I also commend the minister for the $2.2 billion for mental health services. That is a historic investment in services for those with mental illness. My comments around mental illness over a long period of time have been that none of us have got it quite right. There is a lot more that needs to be done, but this is a good start. The fact that we actually went to an election with mental health as an issue was really important, because often it never gets into elections as a seminal issue. But there is still a lot more to do in terms of how we engage, people and engage them early, and some of the strategies in the mental health framework. It is a 10-year plan and it needs to be ongoing about how we respond to people with mental illness.

I listened to some of the speeches in this place about how GPs are our first port of call. They are for most things, but there are a lot of people who do not get access to mental health services through GPs being their first port of call. It is an issue I have been engaged in for a long time as a mental health advocate, and it is something that I am currently engaged in through personal family circumstances and experience. I share that with lots of families around Australia. It is another complex area to be formulating policy around, and it is one of those areas where it is better if we can do it in a bipartisan way. The people who suffer from mental illness deserve that. Another area of the budget that I want to talk about is regional spending and development. There has been record investment in our region for transport, water—infrastructure, which covers health as well—and education of over $4.4 billion. The previous government was elected in 1996, and in 1997 that government axed the whole department of regional development as well as a lot of regional development programs. I thought that was a rather odd thing to do, particularly when it was a coalition and one part of that coalition was the National Party, which says it is the natural party of the country or the bush. We reintroduced those programs and did a lot more in regional Australia.

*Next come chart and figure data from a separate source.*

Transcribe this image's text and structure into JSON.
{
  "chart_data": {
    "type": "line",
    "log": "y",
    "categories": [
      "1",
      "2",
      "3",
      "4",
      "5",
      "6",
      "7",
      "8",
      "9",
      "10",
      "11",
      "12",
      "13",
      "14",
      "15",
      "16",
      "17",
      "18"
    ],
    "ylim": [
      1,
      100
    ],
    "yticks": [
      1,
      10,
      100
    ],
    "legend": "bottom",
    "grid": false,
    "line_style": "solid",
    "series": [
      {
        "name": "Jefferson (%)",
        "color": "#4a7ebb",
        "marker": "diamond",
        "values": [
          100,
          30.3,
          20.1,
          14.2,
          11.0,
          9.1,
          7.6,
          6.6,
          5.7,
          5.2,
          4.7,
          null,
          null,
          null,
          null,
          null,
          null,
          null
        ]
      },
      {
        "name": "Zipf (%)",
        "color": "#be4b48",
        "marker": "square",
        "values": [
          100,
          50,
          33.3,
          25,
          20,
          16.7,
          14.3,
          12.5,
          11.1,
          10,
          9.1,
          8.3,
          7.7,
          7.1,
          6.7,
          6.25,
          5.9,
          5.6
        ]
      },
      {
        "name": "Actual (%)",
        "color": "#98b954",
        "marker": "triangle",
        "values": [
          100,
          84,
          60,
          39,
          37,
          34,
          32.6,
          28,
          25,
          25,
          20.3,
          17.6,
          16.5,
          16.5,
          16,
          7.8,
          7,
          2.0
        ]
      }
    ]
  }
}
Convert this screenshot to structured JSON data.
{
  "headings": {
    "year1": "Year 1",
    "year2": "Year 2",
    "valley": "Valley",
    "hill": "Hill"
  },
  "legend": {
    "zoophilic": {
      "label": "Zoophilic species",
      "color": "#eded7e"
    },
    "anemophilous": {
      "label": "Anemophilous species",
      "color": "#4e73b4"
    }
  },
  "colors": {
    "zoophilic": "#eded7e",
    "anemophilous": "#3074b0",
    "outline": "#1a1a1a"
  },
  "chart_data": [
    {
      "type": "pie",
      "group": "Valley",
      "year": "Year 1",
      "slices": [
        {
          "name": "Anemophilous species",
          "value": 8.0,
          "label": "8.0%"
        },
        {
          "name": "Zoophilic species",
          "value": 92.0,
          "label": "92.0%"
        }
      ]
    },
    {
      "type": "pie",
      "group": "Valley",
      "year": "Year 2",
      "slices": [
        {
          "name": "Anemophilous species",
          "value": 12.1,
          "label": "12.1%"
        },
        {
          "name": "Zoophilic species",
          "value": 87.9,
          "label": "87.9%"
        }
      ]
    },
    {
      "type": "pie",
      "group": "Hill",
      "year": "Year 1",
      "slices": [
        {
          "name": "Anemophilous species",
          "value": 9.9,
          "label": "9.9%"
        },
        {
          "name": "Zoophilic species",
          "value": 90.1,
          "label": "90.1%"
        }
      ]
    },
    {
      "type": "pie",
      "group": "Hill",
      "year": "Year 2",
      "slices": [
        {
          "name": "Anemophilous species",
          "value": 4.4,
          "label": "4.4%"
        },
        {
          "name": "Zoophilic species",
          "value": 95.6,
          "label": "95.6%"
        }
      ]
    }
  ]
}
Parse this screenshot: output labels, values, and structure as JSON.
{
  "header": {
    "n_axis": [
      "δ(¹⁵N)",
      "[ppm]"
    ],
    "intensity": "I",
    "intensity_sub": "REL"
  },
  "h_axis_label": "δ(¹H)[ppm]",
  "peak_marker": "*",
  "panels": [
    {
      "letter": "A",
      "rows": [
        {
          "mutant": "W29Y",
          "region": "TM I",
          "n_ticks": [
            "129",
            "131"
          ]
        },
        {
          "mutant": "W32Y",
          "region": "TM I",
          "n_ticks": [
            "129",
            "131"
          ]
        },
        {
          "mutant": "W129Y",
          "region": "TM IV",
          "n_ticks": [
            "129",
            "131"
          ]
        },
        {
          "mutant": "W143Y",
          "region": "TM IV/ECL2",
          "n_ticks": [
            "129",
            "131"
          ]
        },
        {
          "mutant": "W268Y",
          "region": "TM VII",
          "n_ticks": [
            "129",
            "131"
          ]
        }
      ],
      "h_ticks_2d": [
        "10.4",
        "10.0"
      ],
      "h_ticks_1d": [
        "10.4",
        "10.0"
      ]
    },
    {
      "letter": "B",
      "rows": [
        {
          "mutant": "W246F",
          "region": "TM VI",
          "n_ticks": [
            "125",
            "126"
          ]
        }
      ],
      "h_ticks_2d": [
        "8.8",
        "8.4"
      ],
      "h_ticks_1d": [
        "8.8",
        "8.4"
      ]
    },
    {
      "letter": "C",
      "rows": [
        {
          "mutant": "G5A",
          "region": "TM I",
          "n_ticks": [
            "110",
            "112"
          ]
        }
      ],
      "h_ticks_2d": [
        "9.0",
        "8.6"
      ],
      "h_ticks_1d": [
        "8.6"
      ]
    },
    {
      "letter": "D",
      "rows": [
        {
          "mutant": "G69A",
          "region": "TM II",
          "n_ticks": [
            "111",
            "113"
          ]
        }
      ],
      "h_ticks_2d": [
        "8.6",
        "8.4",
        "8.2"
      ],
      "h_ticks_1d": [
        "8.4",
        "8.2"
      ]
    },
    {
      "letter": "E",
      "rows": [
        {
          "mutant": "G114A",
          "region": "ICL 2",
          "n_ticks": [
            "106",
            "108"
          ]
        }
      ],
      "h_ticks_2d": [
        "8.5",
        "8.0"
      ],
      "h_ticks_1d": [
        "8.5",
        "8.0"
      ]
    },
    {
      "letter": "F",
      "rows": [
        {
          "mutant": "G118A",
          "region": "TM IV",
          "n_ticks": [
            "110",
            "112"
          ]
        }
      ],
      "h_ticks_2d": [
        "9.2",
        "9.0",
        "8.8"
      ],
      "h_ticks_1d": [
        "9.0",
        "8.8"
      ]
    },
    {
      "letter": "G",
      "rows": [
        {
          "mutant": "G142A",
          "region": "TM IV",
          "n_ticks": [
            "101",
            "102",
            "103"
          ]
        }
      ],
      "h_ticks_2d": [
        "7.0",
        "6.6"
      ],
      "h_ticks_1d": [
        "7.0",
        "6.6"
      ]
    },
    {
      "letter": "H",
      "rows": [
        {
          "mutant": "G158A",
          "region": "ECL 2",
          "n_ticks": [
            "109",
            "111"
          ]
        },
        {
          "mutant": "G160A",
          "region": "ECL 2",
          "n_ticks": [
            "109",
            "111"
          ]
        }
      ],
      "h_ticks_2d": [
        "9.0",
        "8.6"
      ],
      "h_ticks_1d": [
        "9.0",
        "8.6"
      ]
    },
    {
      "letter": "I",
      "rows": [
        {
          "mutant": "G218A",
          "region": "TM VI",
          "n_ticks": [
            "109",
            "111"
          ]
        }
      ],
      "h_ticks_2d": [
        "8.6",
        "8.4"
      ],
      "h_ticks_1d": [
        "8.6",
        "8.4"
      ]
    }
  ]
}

That brings me to a report issued recently called Investing in regions: making a difference. We called it the Grattan report as it was put out by the Grattan Institute.It hit the headlines because it said regional investment fails to make a difference. It just seemed absolute nonsense. At my university—Southern Cross University—the vice chancellor, Peter Lee, entered the public debate and said, 'It's fundamentally flawed.' He went through the report critiquing the methodology. One of the measures the report used, which I found intriguing, was the number of patents that come from regions. I found that a rather odd measure. Regions that have small to medium businesses may never generate a patent—unlike my region, which, with someone like Rick Richardson, generates a lot of patents. He is an inventor with a national and international reputation. It just seemed an odd measure. My husband is a retired academic who chaired some regional economic development forums. He has a PhD in this area, and when talking to me at home about this issue he has been rather exercised. I keep saying, 'Get out and publish something on it because you know the issue better than most.'

The report also said basically that having a university in your region does not make a difference to a regional economy. What nonsense! We have figures that quantify that and it is really clear that it does make a difference, even with the jobs alone. It does make a difference with people from regions going to universities. Just having one there is a symbol; it appeals to that aspiration to go to university. I know it has done that in my area and in other regions across Australia. I would be surprised if any member here were able to agree with that report and the general approach that it took to regional development right across Australia.

In closing, I am happy to support this budget—it is responsible and will get us back into the black.